SC: Every note we play will live forever. The good news is that you play a show and it’s not all over that night. It’s great. People get to take it home and listen to again tomorrow. I love that. I wish I could give them a better recording of it, in fact, to follow the whole thing through. I’d rather that we make a really great recording ourselves and distribute it to those who want it. Of course our business suits would land on us like a shark pack if we tried to do something like that. You know I have an ambivalent feeling about Napster. Every musician primarily wants to be heard and secondarily needs to earn a living. As 10CC said, “Art for art’s sake, money for Christ’s sake.” The basic feeling before you start thinking about it is that you want to be heard.

JW: All the songs on the new album are under six minutes in length. Will any of the material be stretched out into 20-minute versions in the live setting?
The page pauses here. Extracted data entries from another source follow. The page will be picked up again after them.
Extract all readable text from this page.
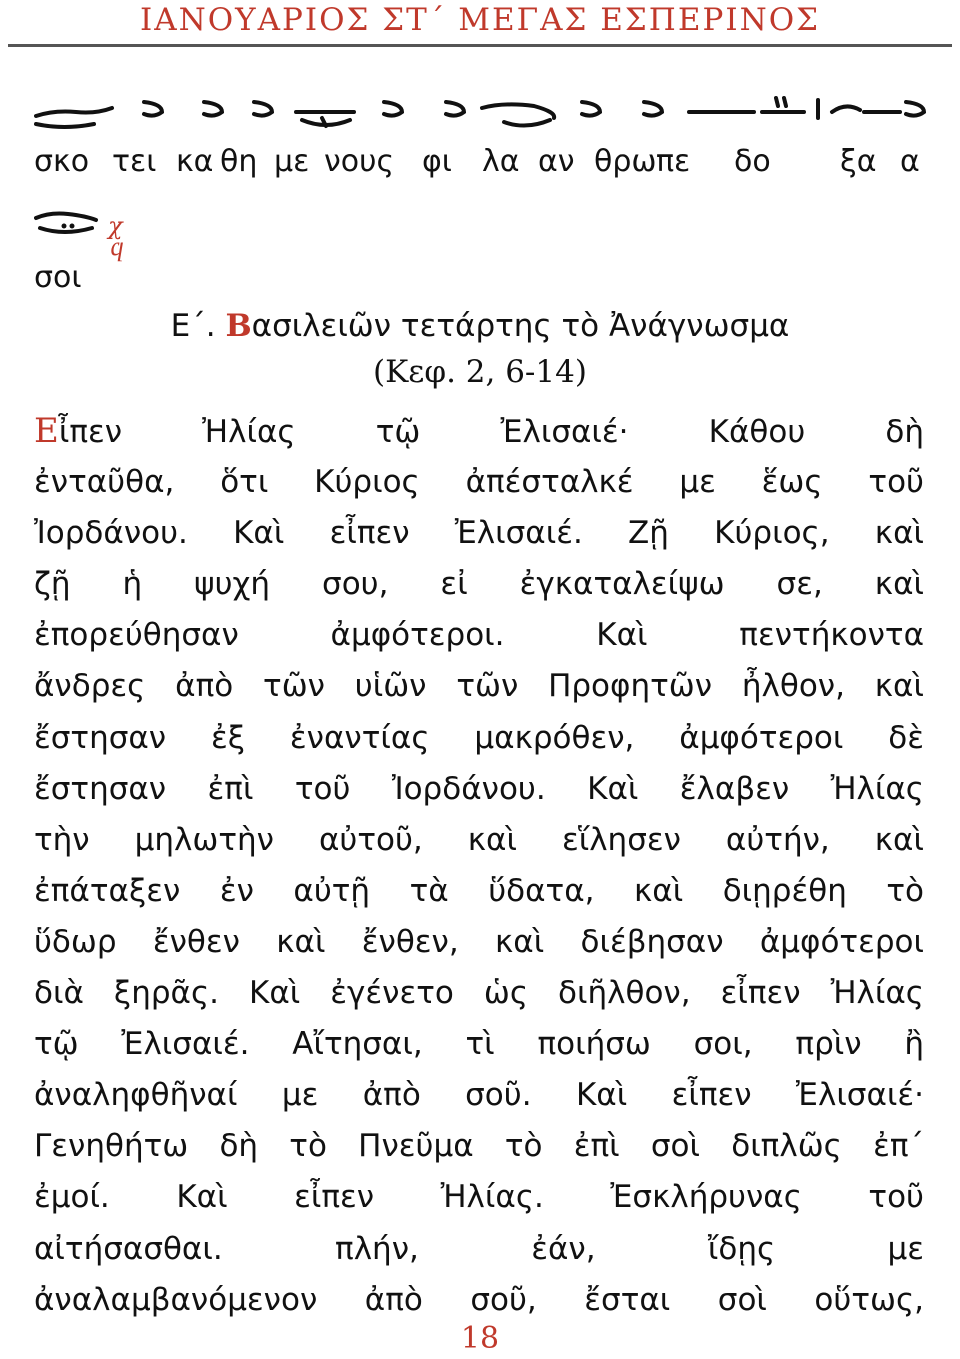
ΙΑΝΟΥΑΡΙΟΣ ΣΤ΄ ΜΕΓΑΣ ΕΣΠΕΡΙΝΟΣ
σκο τει κα θη με νους φι λα αν θρω πε δο ξα α
χ
ϥ
σοι
Ε΄. Βασιλειῶν τετάρτης τὸ Ἀνάγνωσμα
(Κεφ. 2, 6-14)
Εἶπεν Ἠλίας τῷ Ἐλισαιέ· Κάθου δὴ
ἐνταῦθα, ὅτι Κύριος ἀπέσταλκέ με ἕως τοῦ
Ἰορδάνου. Καὶ εἶπεν Ἐλισαιέ. Ζῇ Κύριος, καὶ
ζῇ ἡ ψυχή σου, εἰ ἐγκαταλείψω σε, καὶ
ἐπορεύθησαν ἀμφότεροι. Καὶ πεντήκοντα
ἄνδρες ἀπὸ τῶν υἱῶν τῶν Προφητῶν ἦλθον, καὶ
ἔστησαν ἐξ ἐναντίας μακρόθεν, ἀμφότεροι δὲ
ἔστησαν ἐπὶ τοῦ Ἰορδάνου. Καὶ ἔλαβεν Ἠλίας
τὴν μηλωτὴν αὐτοῦ, καὶ εἵλησεν αὐτήν, καὶ
ἐπάταξεν ἐν αὐτῇ τὰ ὕδατα, καὶ διῃρέθη τὸ
ὕδωρ ἔνθεν καὶ ἔνθεν, καὶ διέβησαν ἀμφότεροι
διὰ ξηρᾶς. Καὶ ἐγένετο ὡς διῆλθον, εἶπεν Ἠλίας
τῷ Ἐλισαιέ. Αἴτησαι, τὶ ποιήσω σοι, πρὶν ἢ
ἀναληφθῆναί με ἀπὸ σοῦ. Καὶ εἶπεν Ἐλισαιέ·
Γενηθήτω δὴ τὸ Πνεῦμα τὸ ἐπὶ σοὶ διπλῶς ἐπ΄
ἐμοί. Καὶ εἶπεν Ἠλίας. Ἐσκλήρυνας τοῦ
αἰτήσασθαι. πλήν, ἐάν, ἴδῃς με
ἀναλαμβανόμενον ἀπὸ σοῦ, ἔσται σοὶ οὕτως,
18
SC: Yes, they will stretch out. I don’t know about 20 minutes. I’m the pop guy in the band, I guess. My inclination is that less is more.

JW: There was some speculation among fans whether or not taping would be allowed.

SC: Oh yeah. We are going to play absolutely by Phish rules because that is a really great audience. Those are people that I want to play for. When I went to the Phish show and the Trey show, I was just really impressed by the vibe there and that’s who I want to play for. So, tape away kids.

JW: Will the tour feature any new material that’s not on the album?

SC: At the moment the only material we have is what’s on the record. We have a few covers we could play for encores or something, but that’s it. We’re going to get together in September and what seems to always happen when we get together is that we kind of move forward and I wouldn’t be surprised if we had a lot of new material by the time we hit the stage.